Review: Septième Péché, Bordeaux

Bordeaux is a delight for foodies of a certain stripe. If your idea of pleasure runs to chocolate, macarons, cheese, patisserie and fine wine then this is the place pour vous. It also has oodles of interesting looking places to eat, once you get over the standard set that appear in all the “Top 5 Places To Eat in Bordeaux” articles scattered over the internet. The one that we found, with a Michelin star to its name indeed, was Septième Péché. Whose name translates as the seventh sin, not the seventh fish as I had assumed.

This is a small restaurant tucked away on a big street. The two dining rooms are simple with some bold photographic art on the walls, and the service was friendly and pleasantly informal as French Michelin’d places go. Needless to say there was some pricey Bordeaux on the wine list, but there was plenty at the more reasonable end too.
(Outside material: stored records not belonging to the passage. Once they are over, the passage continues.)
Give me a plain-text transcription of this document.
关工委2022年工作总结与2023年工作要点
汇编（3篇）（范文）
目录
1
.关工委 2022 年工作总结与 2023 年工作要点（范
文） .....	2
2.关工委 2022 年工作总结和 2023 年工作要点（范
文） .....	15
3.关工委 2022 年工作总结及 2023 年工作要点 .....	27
Our five-course menu started really well with a shot glass of hot and deep crab bisque. A little too hot, actually, we had to juggle the shot glasses gingerly by the base. First starter was a salad of very toothsome squid and herbal greenery, topped with a disc of squid ink pasta. Then the speciality of the house, a gently coddled and breadcrumbed egg served with various fungal goops. Och, actually it was a very pretty plate of food, and fully fungal in taste too, but it was essentially four purees attended by an almost liquid egg and a little bowl of mushroom broth on the side. I’m glad I hadn’t scoffed all my bread as this needed a mop rather than a fork.

For main I chose the cod, a well cooked piece of fish with a very sprightly accompaniment: oysters, celery and sauce bearnaise all tied together with a warm oyster sauce. This bounced around on the palate really well; salt from the oysters, butteryness from the sauces, fresh green crunch from the celery. The other main was a good plate of pigeon, including breast and leg and a tiny cigarette of offal. Tasty. It was presented under a glass cloche full of bonfire smoke, and I do rather like my dramatic touches so I can forgive the watering eyes.
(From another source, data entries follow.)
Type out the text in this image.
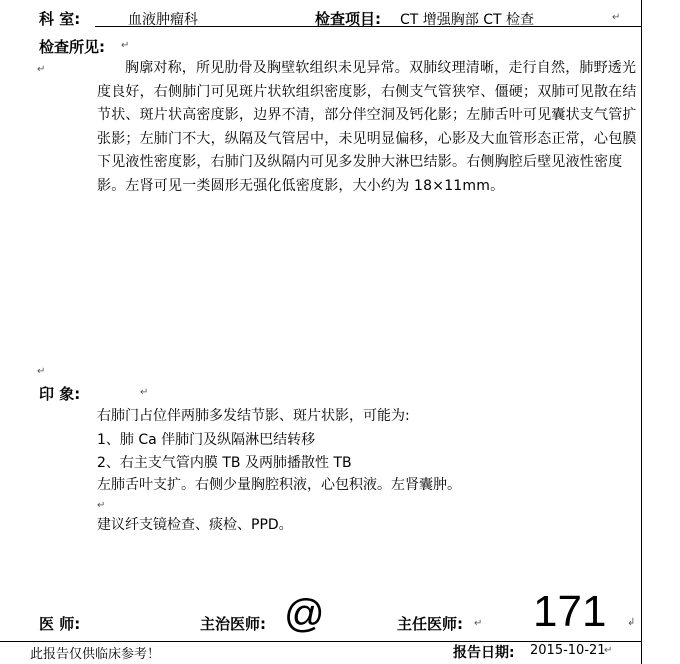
科 室:	血液肿瘤科	检查项目: CT 增强胸部 CT 检查	↵
检查所见: ↵
↵	胸廓对称，所见肋骨及胸壁软组织未见异常。双肺纹理清晰，走行自然，肺野透光度良好，右侧肺门可见斑片状软组织密度影，右侧支气管狭窄、僵硬；双肺可见散在结节状、斑片状高密度影，边界不清，部分伴空洞及钙化影；左肺舌叶可见囊状支气管扩张影；左肺门不大，纵隔及气管居中，未见明显偏移，心影及大血管形态正常，心包膜下见液性密度影，右肺门及纵隔内可见多发肿大淋巴结影。右侧胸腔后壁见液性密度影。左肾可见一类圆形无强化低密度影，大小约为 18×11mm。
↵
印 象:	↵
右肺门占位伴两肺多发结节影、斑片状影，可能为:
1、肺 Ca 伴肺门及纵隔淋巴结转移
2、右主支气管内膜 TB 及两肺播散性 TB
左肺舌叶支扩。右侧少量胸腔积液，心包积液。左肾囊肿。
↵
建议纤支镜检查、痰检、PPD。
医 师:	主治医师: @	主任医师: ↵ 171 ↲
此报告仅供临床参考！	报告日期: 2015-10-21
↵
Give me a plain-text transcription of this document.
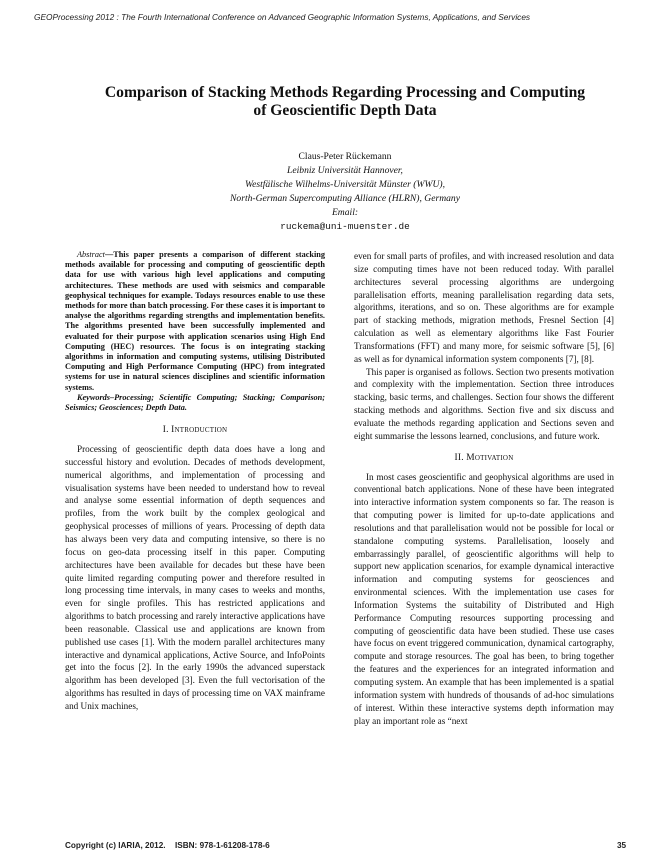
GEOProcessing 2012 : The Fourth International Conference on Advanced Geographic Information Systems, Applications, and Services
Comparison of Stacking Methods Regarding Processing and Computing
of Geoscientific Depth Data
Claus-Peter Rückemann
Leibniz Universität Hannover,
Westfälische Wilhelms-Universität Münster (WWU),
North-German Supercomputing Alliance (HLRN), Germany
Email:
ruckema@uni-muenster.de

Abstract—This paper presents a comparison of different stacking methods available for processing and computing of geoscientific depth data for use with various high level applications and computing architectures. These methods are used with seismics and comparable geophysical techniques for example. Todays resources enable to use these methods for more than batch processing. For these cases it is important to analyse the algorithms regarding strengths and implementation benefits. The algorithms presented have been successfully implemented and evaluated for their purpose with application scenarios using High End Computing (HEC) resources. The focus is on integrating stacking algorithms in information and computing systems, utilising Distributed Computing and High Performance Computing (HPC) from integrated systems for use in natural sciences disciplines and scientific information systems.

Keywords–Processing; Scientific Computing; Stacking; Comparison; Seismics; Geosciences; Depth Data.

I. Introduction

Processing of geoscientific depth data does have a long and successful history and evolution. Decades of methods development, numerical algorithms, and implementation of processing and visualisation systems have been needed to understand how to reveal and analyse some essential information of depth sequences and profiles, from the work built by the complex geological and geophysical processes of millions of years. Processing of depth data has always been very data and computing intensive, so there is no focus on geo-data processing itself in this paper. Computing architectures have been available for decades but these have been quite limited regarding computing power and therefore resulted in long processing time intervals, in many cases to weeks and months, even for single profiles. This has restricted applications and algorithms to batch processing and rarely interactive applications have been reasonable. Classical use and applications are known from published use cases [1]. With the modern parallel architectures many interactive and dynamical applications, Active Source, and InfoPoints get into the focus [2]. In the early 1990s the advanced superstack algorithm has been developed [3]. Even the full vectorisation of the algorithms has resulted in days of processing time on VAX mainframe and Unix machines,

even for small parts of profiles, and with increased resolution and data size computing times have not been reduced today. With parallel architectures several processing algorithms are undergoing parallelisation efforts, meaning parallelisation regarding data sets, algorithms, iterations, and so on. These algorithms are for example part of stacking methods, migration methods, Fresnel Section [4] calculation as well as elementary algorithms like Fast Fourier Transformations (FFT) and many more, for seismic software [5], [6] as well as for dynamical information system components [7], [8].

This paper is organised as follows. Section two presents motivation and complexity with the implementation. Section three introduces stacking, basic terms, and challenges. Section four shows the different stacking methods and algorithms. Section five and six discuss and evaluate the methods regarding application and Sections seven and eight summarise the lessons learned, conclusions, and future work.

II. Motivation

In most cases geoscientific and geophysical algorithms are used in conventional batch applications. None of these have been integrated into interactive information system components so far. The reason is that computing power is limited for up-to-date applications and resolutions and that parallelisation would not be possible for local or standalone computing systems. Parallelisation, loosely and embarrassingly parallel, of geoscientific algorithms will help to support new application scenarios, for example dynamical interactive information and computing systems for geosciences and environmental sciences. With the implementation use cases for Information Systems the suitability of Distributed and High Performance Computing resources supporting processing and computing of geoscientific data have been studied. These use cases have focus on event triggered communication, dynamical cartography, compute and storage resources. The goal has been, to bring together the features and the experiences for an integrated information and computing system. An example that has been implemented is a spatial information system with hundreds of thousands of ad-hoc simulations of interest. Within these interactive systems depth information may play an important role as “next

Copyright (c) IARIA, 2012. ISBN: 978-1-61208-178-6	35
Pre-dessert I liked; lime sorbet, vanilla espuma and a shot of tangy lemon in a test tube. Proper-dessert I didn’t like; a plate of chocolate that was all about presentation. The chocolate mousse was perfectly good, but the white chocolate globe was contained in a ridiculous and rubbery spherification that we all enjoyed chasing around my plate with forks until it was finally pierced. Inside? Melted white chocolate goop. There was a curl of sugar and a decent passionfruit sorbet too. To be fair, the other dessert, a dramatic looking precipice of bright orange tuile with an intriguing white spaghetti fuse, was a very tasty mango affair with a zingy sorbet, although the coconut spaghetti was more fun than flavour.

It’s a small restaurant with an ambitious chef, and I think the odd miss-hit in the balance of textures and flavours was forgivable for the E60 price tag. To my mind it’s one of those roulette restaurants – go along on another day, and the chef might nail five perfect dishes. Worth a visit.